Integration Trusona with Salesforce

How to use Trusona to enable passwordless logins for Salesforce

What’s in this doc

Trusona's Salesforce Integration Guide from Trusona on Vimeo.

Step 1 - Email Trusona

Send an email to support@trusona.com. In the body include:

  1. Your company name
  2. Email address domain associated with your Salesforce account, e.g. “example.com” if your email address looks like “user@example.com”

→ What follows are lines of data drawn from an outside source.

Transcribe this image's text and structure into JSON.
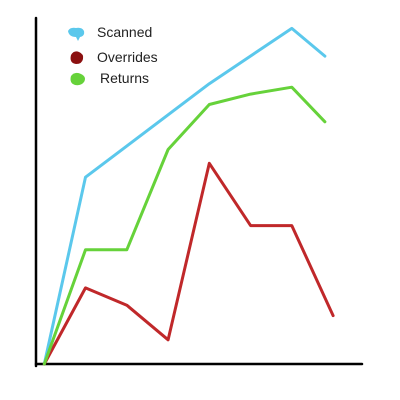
{
  "chart_data": {
    "type": "line",
    "title": "",
    "xlabel": "",
    "ylabel": "",
    "x": [
      0,
      1,
      2,
      3,
      4,
      5,
      6,
      7
    ],
    "xlim": [
      -0.2,
      7.7
    ],
    "ylim": [
      0,
      100
    ],
    "grid": false,
    "legend": "top-left",
    "series": [
      {
        "name": "Scanned",
        "color": "#5bc8ec",
        "marker_icon": "cloud-blob-icon",
        "x": [
          0,
          1,
          4,
          6,
          6.8
        ],
        "values": [
          0,
          54,
          81,
          97,
          89
        ]
      },
      {
        "name": "Overrides",
        "color": "#c0282a",
        "marker_icon": "blob-icon",
        "x": [
          0,
          1,
          2,
          3,
          4,
          5,
          6,
          7
        ],
        "values": [
          0,
          22,
          17,
          7,
          58,
          40,
          40,
          14
        ]
      },
      {
        "name": "Returns",
        "color": "#66d23a",
        "marker_icon": "blob-icon",
        "x": [
          0,
          1,
          2,
          3,
          4,
          5,
          6,
          6.8
        ],
        "values": [
          0,
          33,
          33,
          62,
          75,
          78,
          80,
          70
        ]
      }
    ],
    "legend_swatch_colors": {
      "Scanned": "#5bc8ec",
      "Overrides": "#8b1010",
      "Returns": "#66d23a"
    }
  }
}
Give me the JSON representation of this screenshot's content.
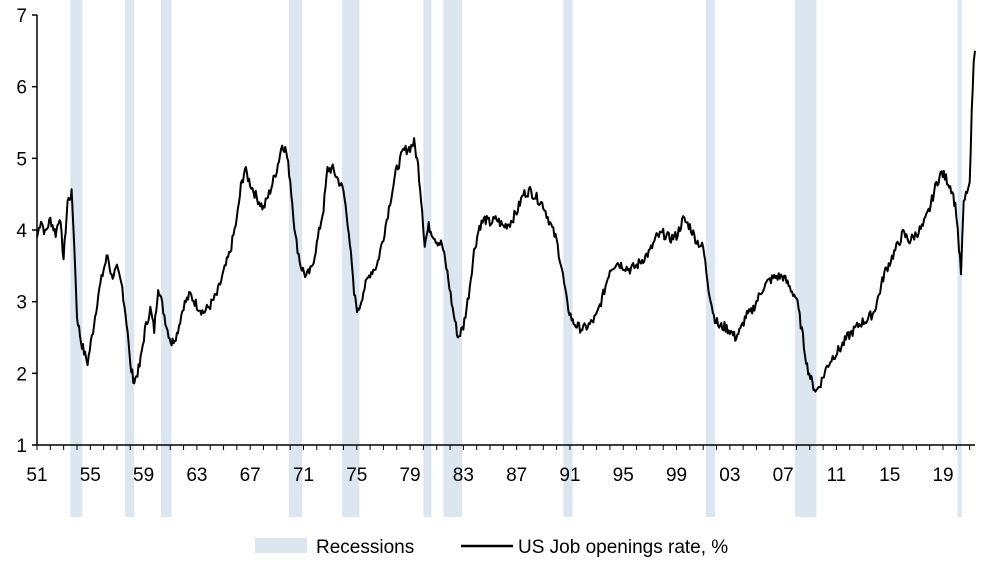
{
  "chart_data": {
    "type": "line",
    "title": "",
    "xlabel": "",
    "ylabel": "",
    "ylim": [
      1,
      7
    ],
    "xlim": [
      1951,
      2021.4
    ],
    "yticks": [
      1,
      2,
      3,
      4,
      5,
      6,
      7
    ],
    "xticks": [
      {
        "year": 1951,
        "label": "51"
      },
      {
        "year": 1955,
        "label": "55"
      },
      {
        "year": 1959,
        "label": "59"
      },
      {
        "year": 1963,
        "label": "63"
      },
      {
        "year": 1967,
        "label": "67"
      },
      {
        "year": 1971,
        "label": "71"
      },
      {
        "year": 1975,
        "label": "75"
      },
      {
        "year": 1979,
        "label": "79"
      },
      {
        "year": 1983,
        "label": "83"
      },
      {
        "year": 1987,
        "label": "87"
      },
      {
        "year": 1991,
        "label": "91"
      },
      {
        "year": 1995,
        "label": "95"
      },
      {
        "year": 1999,
        "label": "99"
      },
      {
        "year": 2003,
        "label": "03"
      },
      {
        "year": 2007,
        "label": "07"
      },
      {
        "year": 2011,
        "label": "11"
      },
      {
        "year": 2015,
        "label": "15"
      },
      {
        "year": 2019,
        "label": "19"
      }
    ],
    "recessions": [
      [
        1953.5,
        1954.4
      ],
      [
        1957.6,
        1958.3
      ],
      [
        1960.3,
        1961.1
      ],
      [
        1969.9,
        1970.9
      ],
      [
        1973.9,
        1975.2
      ],
      [
        1980.0,
        1980.6
      ],
      [
        1981.5,
        1982.9
      ],
      [
        1990.5,
        1991.2
      ],
      [
        2001.2,
        2001.9
      ],
      [
        2007.9,
        2009.5
      ],
      [
        2020.1,
        2020.4
      ]
    ],
    "series": [
      {
        "name": "US Job openings rate, %",
        "color": "#000000",
        "points": [
          [
            1951.0,
            3.9
          ],
          [
            1951.3,
            4.15
          ],
          [
            1951.6,
            3.95
          ],
          [
            1952.0,
            4.15
          ],
          [
            1952.4,
            3.95
          ],
          [
            1952.7,
            4.2
          ],
          [
            1953.0,
            3.6
          ],
          [
            1953.3,
            4.4
          ],
          [
            1953.6,
            4.5
          ],
          [
            1953.8,
            3.8
          ],
          [
            1954.0,
            2.8
          ],
          [
            1954.3,
            2.45
          ],
          [
            1954.6,
            2.25
          ],
          [
            1954.8,
            2.15
          ],
          [
            1955.2,
            2.6
          ],
          [
            1955.6,
            3.1
          ],
          [
            1956.0,
            3.45
          ],
          [
            1956.3,
            3.65
          ],
          [
            1956.6,
            3.35
          ],
          [
            1957.0,
            3.45
          ],
          [
            1957.4,
            3.2
          ],
          [
            1957.8,
            2.6
          ],
          [
            1958.0,
            2.1
          ],
          [
            1958.3,
            1.88
          ],
          [
            1958.7,
            2.1
          ],
          [
            1959.1,
            2.6
          ],
          [
            1959.5,
            2.9
          ],
          [
            1959.8,
            2.6
          ],
          [
            1960.1,
            3.22
          ],
          [
            1960.4,
            2.95
          ],
          [
            1960.8,
            2.6
          ],
          [
            1961.1,
            2.42
          ],
          [
            1961.5,
            2.55
          ],
          [
            1962.0,
            2.95
          ],
          [
            1962.5,
            3.1
          ],
          [
            1963.0,
            2.95
          ],
          [
            1963.5,
            2.85
          ],
          [
            1964.0,
            2.95
          ],
          [
            1964.5,
            3.1
          ],
          [
            1965.0,
            3.4
          ],
          [
            1965.5,
            3.7
          ],
          [
            1966.0,
            4.15
          ],
          [
            1966.3,
            4.6
          ],
          [
            1966.6,
            4.85
          ],
          [
            1967.0,
            4.65
          ],
          [
            1967.5,
            4.45
          ],
          [
            1968.0,
            4.3
          ],
          [
            1968.5,
            4.55
          ],
          [
            1969.0,
            4.85
          ],
          [
            1969.4,
            5.2
          ],
          [
            1969.7,
            5.1
          ],
          [
            1970.0,
            4.7
          ],
          [
            1970.4,
            3.9
          ],
          [
            1970.8,
            3.5
          ],
          [
            1971.2,
            3.35
          ],
          [
            1971.6,
            3.45
          ],
          [
            1972.0,
            3.8
          ],
          [
            1972.5,
            4.3
          ],
          [
            1972.8,
            4.85
          ],
          [
            1973.2,
            4.85
          ],
          [
            1973.6,
            4.7
          ],
          [
            1974.0,
            4.55
          ],
          [
            1974.4,
            4.0
          ],
          [
            1974.8,
            3.1
          ],
          [
            1975.1,
            2.85
          ],
          [
            1975.5,
            3.15
          ],
          [
            1976.0,
            3.4
          ],
          [
            1976.5,
            3.5
          ],
          [
            1977.0,
            3.9
          ],
          [
            1977.5,
            4.4
          ],
          [
            1978.0,
            4.85
          ],
          [
            1978.5,
            5.1
          ],
          [
            1979.0,
            5.15
          ],
          [
            1979.3,
            5.22
          ],
          [
            1979.6,
            4.9
          ],
          [
            1979.9,
            4.3
          ],
          [
            1980.1,
            3.8
          ],
          [
            1980.4,
            4.05
          ],
          [
            1980.7,
            3.95
          ],
          [
            1981.0,
            3.85
          ],
          [
            1981.4,
            3.8
          ],
          [
            1981.8,
            3.4
          ],
          [
            1982.2,
            2.9
          ],
          [
            1982.6,
            2.5
          ],
          [
            1983.0,
            2.65
          ],
          [
            1983.4,
            3.1
          ],
          [
            1983.8,
            3.7
          ],
          [
            1984.2,
            4.05
          ],
          [
            1984.6,
            4.15
          ],
          [
            1985.0,
            4.1
          ],
          [
            1985.5,
            4.15
          ],
          [
            1986.0,
            4.05
          ],
          [
            1986.5,
            4.1
          ],
          [
            1987.0,
            4.25
          ],
          [
            1987.5,
            4.5
          ],
          [
            1988.0,
            4.55
          ],
          [
            1988.5,
            4.45
          ],
          [
            1989.0,
            4.35
          ],
          [
            1989.5,
            4.1
          ],
          [
            1990.0,
            3.85
          ],
          [
            1990.4,
            3.45
          ],
          [
            1990.8,
            2.95
          ],
          [
            1991.2,
            2.72
          ],
          [
            1991.6,
            2.65
          ],
          [
            1992.0,
            2.62
          ],
          [
            1992.5,
            2.68
          ],
          [
            1993.0,
            2.8
          ],
          [
            1993.5,
            3.1
          ],
          [
            1994.0,
            3.45
          ],
          [
            1994.5,
            3.55
          ],
          [
            1995.0,
            3.5
          ],
          [
            1995.5,
            3.45
          ],
          [
            1996.0,
            3.5
          ],
          [
            1996.5,
            3.6
          ],
          [
            1997.0,
            3.7
          ],
          [
            1997.5,
            3.9
          ],
          [
            1998.0,
            3.95
          ],
          [
            1998.5,
            3.88
          ],
          [
            1999.0,
            3.92
          ],
          [
            1999.5,
            4.15
          ],
          [
            2000.0,
            4.05
          ],
          [
            2000.5,
            3.85
          ],
          [
            2001.0,
            3.75
          ],
          [
            2001.4,
            3.2
          ],
          [
            2001.8,
            2.8
          ],
          [
            2002.2,
            2.65
          ],
          [
            2002.6,
            2.65
          ],
          [
            2003.0,
            2.6
          ],
          [
            2003.4,
            2.5
          ],
          [
            2003.8,
            2.6
          ],
          [
            2004.2,
            2.8
          ],
          [
            2004.6,
            2.85
          ],
          [
            2005.0,
            3.0
          ],
          [
            2005.5,
            3.2
          ],
          [
            2006.0,
            3.3
          ],
          [
            2006.5,
            3.35
          ],
          [
            2007.0,
            3.35
          ],
          [
            2007.5,
            3.2
          ],
          [
            2008.0,
            3.05
          ],
          [
            2008.4,
            2.6
          ],
          [
            2008.8,
            2.1
          ],
          [
            2009.2,
            1.85
          ],
          [
            2009.5,
            1.75
          ],
          [
            2009.9,
            1.9
          ],
          [
            2010.3,
            2.1
          ],
          [
            2010.8,
            2.25
          ],
          [
            2011.3,
            2.35
          ],
          [
            2011.8,
            2.5
          ],
          [
            2012.3,
            2.6
          ],
          [
            2012.8,
            2.7
          ],
          [
            2013.3,
            2.75
          ],
          [
            2013.8,
            2.85
          ],
          [
            2014.2,
            3.1
          ],
          [
            2014.6,
            3.4
          ],
          [
            2015.0,
            3.55
          ],
          [
            2015.5,
            3.75
          ],
          [
            2016.0,
            3.95
          ],
          [
            2016.5,
            3.85
          ],
          [
            2017.0,
            3.95
          ],
          [
            2017.5,
            4.05
          ],
          [
            2018.0,
            4.3
          ],
          [
            2018.5,
            4.65
          ],
          [
            2018.9,
            4.8
          ],
          [
            2019.3,
            4.7
          ],
          [
            2019.7,
            4.55
          ],
          [
            2020.0,
            4.25
          ],
          [
            2020.2,
            3.75
          ],
          [
            2020.35,
            3.4
          ],
          [
            2020.55,
            4.35
          ],
          [
            2020.8,
            4.55
          ],
          [
            2021.0,
            4.6
          ],
          [
            2021.15,
            5.6
          ],
          [
            2021.3,
            6.3
          ],
          [
            2021.4,
            6.5
          ]
        ]
      }
    ],
    "legend": {
      "position": "bottom",
      "items": [
        {
          "label": "Recessions",
          "kind": "area",
          "color": "#dbe6f0"
        },
        {
          "label": "US Job openings rate, %",
          "kind": "line",
          "color": "#000000"
        }
      ]
    },
    "colors": {
      "recession_fill": "#dbe6f0",
      "axis": "#000000"
    }
  }
}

Trusona will use this information to generate an XML file. Trusona will email that file back which is needed to complete Trusona for Salesforce integration. (You can expect to receive an email from Trusona within 24hrs.)

Step 2 - Custom Domain

If you haven’t done so already create a custom domain in Salesforce:

Setup > Domain Management > My Domain > “Create your custom domain” > Register Domain

Note: Once your domain is registered it will be up to the organization’s policy whether to still allow logging into salesforce through login.salesforce.com or only allow login through the organization’s new customized domain.

Step 3 - Enable SAML

Make sure that “SAML enabled” is checked. Setup > Quick Find search Single Sign-On Settings > Edit > check off SAML Enabled > Save

Step 4 - Upload XML

While still in Single Sign-On Settings

  1. Select “New from Metadata file” button.
  2. Choose File
  3. Upload the XML file Trusona sent you
  4. Select Create
New from metadata file
Choose file
Create

Step 5 - Edit SAML Gateway

While still in Single Sign-On Settings

  1. Select Edit
  2. Change Name to Trusona
  3. Confirm Request Signature Method is set to “RSA-SHA256”
  4. Option 1: Select “Assertion Contains the User’s Salesforce username” if the Salesforce username is the same as their organization’s email address used to login to Salesforce. To verify if the Salesforce username is the same as their organization’s email address used to login to Salesforce go to Setup > Users > Users. If yes, the username and their organization’s email address should be the same.
  5. Option 2: If the Salesforce username is different from their organization’s email than select “Assertion contains the Federation ID from the user object” and a Federation ID will then need to be created for each user (see step 5B).
  6. Select HTTP Redirect
  7. Make sure Identity Provider Login URL is populated
  8. Select Save

Step 5B - Creating a Federation ID

This step is only needed if you selected Option 2 in the previous step.

Note: The XML file provided by Trusona is customized to your organization’s email domain. If your users have a different email domain as their username than you will need to create link between their email domain and the organizations’ by creating a Federation ID for those users.

  1. Setup > Manage Users > Users > edit next to the user’s name.
  2. Enter the email address the Salesforce user uses to login to Salesforce in the Federation ID field

Step 6 - Email Trusona XML

  1. In Single Sign-On Settings select “Trusona” under Name.
  2. Select “Download Metadata” and send that XML file to support@trusona.com.

Trusona is going to send you a confirmation email that the XML file has been integrated on Trusona’s end. Once confirmed you can start using Trusona to login to Salesforce.

Step 7 - Check off Trusona

Setup > Quick Find search My Domain > Edit in Authentication Configuration > check off Trusona > Save

Step 8 - Visit your Custom Domain URL in Browser

Step 9 - Get Users up to speed

Now that Trusona for Salesforce is ready to be used across your organization share Trusona for Salesforce End-User Video with your Salesforce users.